Before its 1981 renovation, Boston’s Museum of Fine Arts had an indoor Japanese garden as part of its Far Eastern galleries. Grey sand raked in patterns. The slurp and purr of a stream over rocks. A stone shrine meticulously placed under the evergreen branches. The Worcester Art Museum is currently displaying a tray of sand raked in patterns, but its purpose is more practical. It serves four live felines who are “in residence” as part of the museum’s summer show, inhabiting a galleryscape of miniature cargo containers, Pompidou pipes, scratching posts and pedestals.
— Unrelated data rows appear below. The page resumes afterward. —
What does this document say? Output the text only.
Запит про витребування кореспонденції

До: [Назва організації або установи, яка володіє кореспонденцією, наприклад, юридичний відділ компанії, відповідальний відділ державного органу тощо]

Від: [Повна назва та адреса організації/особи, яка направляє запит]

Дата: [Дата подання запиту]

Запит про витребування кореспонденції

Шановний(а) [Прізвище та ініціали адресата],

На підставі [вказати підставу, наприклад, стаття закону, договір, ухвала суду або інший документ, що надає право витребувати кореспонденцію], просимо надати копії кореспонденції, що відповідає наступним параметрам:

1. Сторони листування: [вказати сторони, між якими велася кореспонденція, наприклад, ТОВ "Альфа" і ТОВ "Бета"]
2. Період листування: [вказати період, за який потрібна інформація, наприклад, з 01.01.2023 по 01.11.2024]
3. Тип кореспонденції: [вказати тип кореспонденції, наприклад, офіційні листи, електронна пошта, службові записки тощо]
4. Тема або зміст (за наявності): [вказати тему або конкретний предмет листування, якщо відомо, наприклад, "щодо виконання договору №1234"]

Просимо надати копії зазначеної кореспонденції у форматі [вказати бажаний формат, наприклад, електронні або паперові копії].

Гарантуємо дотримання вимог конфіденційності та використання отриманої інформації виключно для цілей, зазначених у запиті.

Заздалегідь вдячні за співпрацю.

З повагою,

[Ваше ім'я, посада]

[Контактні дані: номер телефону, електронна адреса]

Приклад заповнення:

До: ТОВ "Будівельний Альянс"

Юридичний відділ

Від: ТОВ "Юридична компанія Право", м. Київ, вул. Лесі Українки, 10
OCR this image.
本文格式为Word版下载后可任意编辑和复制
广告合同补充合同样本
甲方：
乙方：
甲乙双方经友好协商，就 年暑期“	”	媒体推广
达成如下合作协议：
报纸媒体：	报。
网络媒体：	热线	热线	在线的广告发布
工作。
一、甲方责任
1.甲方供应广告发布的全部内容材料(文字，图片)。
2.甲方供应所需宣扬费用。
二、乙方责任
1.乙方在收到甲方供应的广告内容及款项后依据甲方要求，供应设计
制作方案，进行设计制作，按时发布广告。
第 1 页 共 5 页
The museum texts treat both the artists who designed the equipment and the cats themselves as creative producers.
On our visit, an Ed Sheeran-colored tabby affably performed pleasure in exchange for affection. A mottled tortie and what I will call a greyscale simulated slumber in cubbyholes, tolerating touch but not seeking it in a moving demonstration of passive emotional labor. A fourth cat remained unseen, in retreat from the demands of public practice.
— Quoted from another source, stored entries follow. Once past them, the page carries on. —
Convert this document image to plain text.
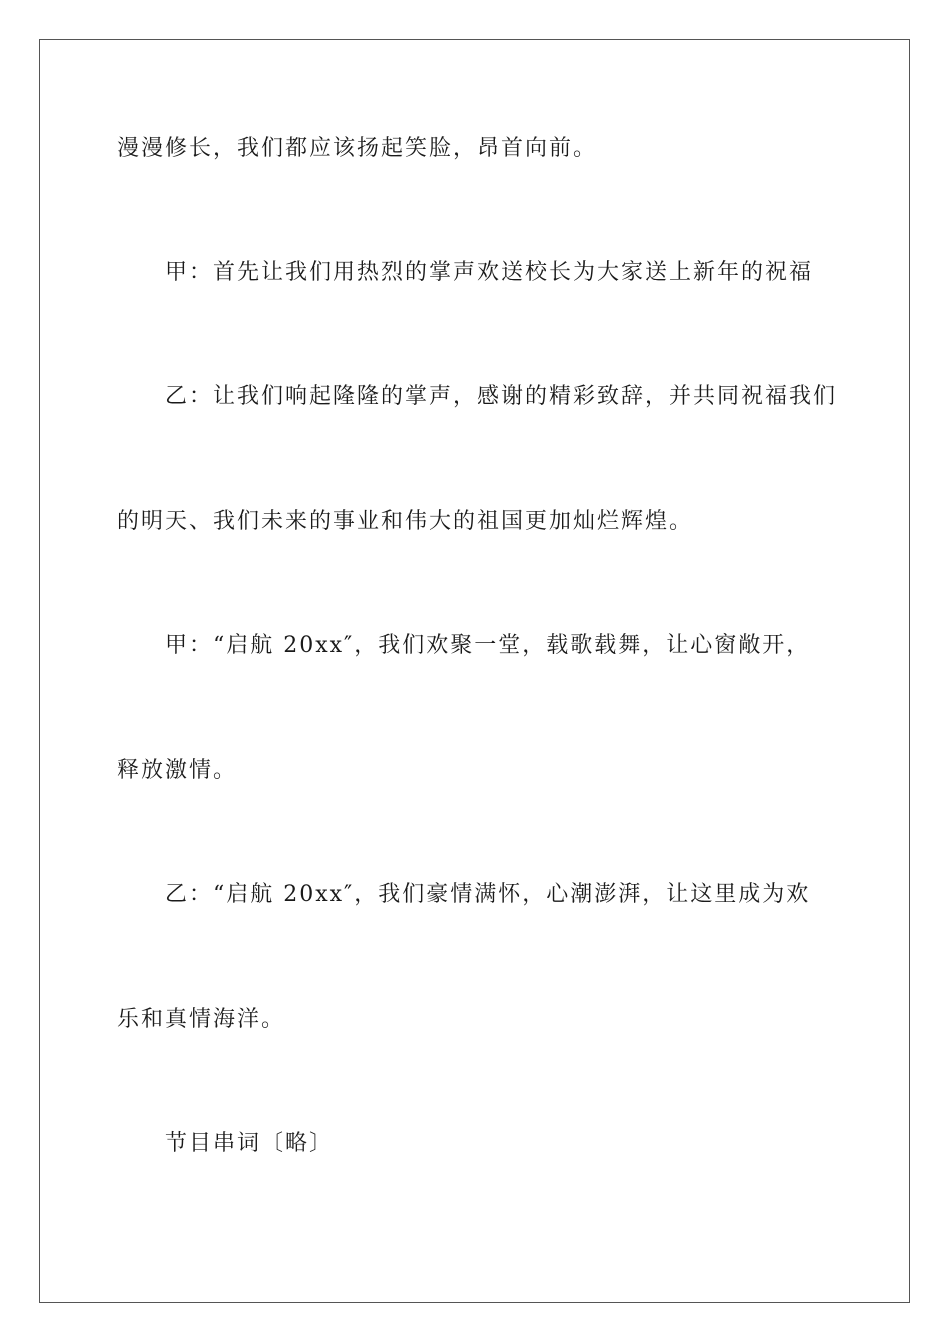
漫漫修长，我们都应该扬起笑脸，昂首向前。
甲：首先让我们用热烈的掌声欢送校长为大家送上新年的祝福
乙：让我们响起隆隆的掌声，感谢的精彩致辞，并共同祝福我们
的明天、我们未来的事业和伟大的祖国更加灿烂辉煌。
甲：“启航 20xx″，我们欢聚一堂，载歌载舞，让心窗敞开，
释放激情。
乙：“启航 20xx″，我们豪情满怀，心潮澎湃，让这里成为欢
乐和真情海洋。
节目串词〔略〕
All are seeking permanent positions. The gallery is staffed by curators from a local animal shelter. “When we’re not there, we play NPR for the dogs because it’s human conversation,” one of them says in my hearing. Dogs apparently really like NPR.
The remark raised the point that one element this otherwise imaginative assemblage missed out was sound; a record of birdsong, paw-activated app, or piano keyboard might have produced some interesting work. Nor are there plans for gallery talks or structured “in conversation with” events. Perhaps thankfully, smell was also an unused channel in this tame collaboration with the not entirely tamed.
The installation is part of the Meow! exhibition which also includes feline-themed artwork by Piranesi, Toulouse-Lautrec, and Will Barnet (but not Alex Katz, with whom I often confuse him) and others, and a scavenger trail of cats to find in the permanent exhibitions. Through September 4. You can’t get there from here but there is a webcam.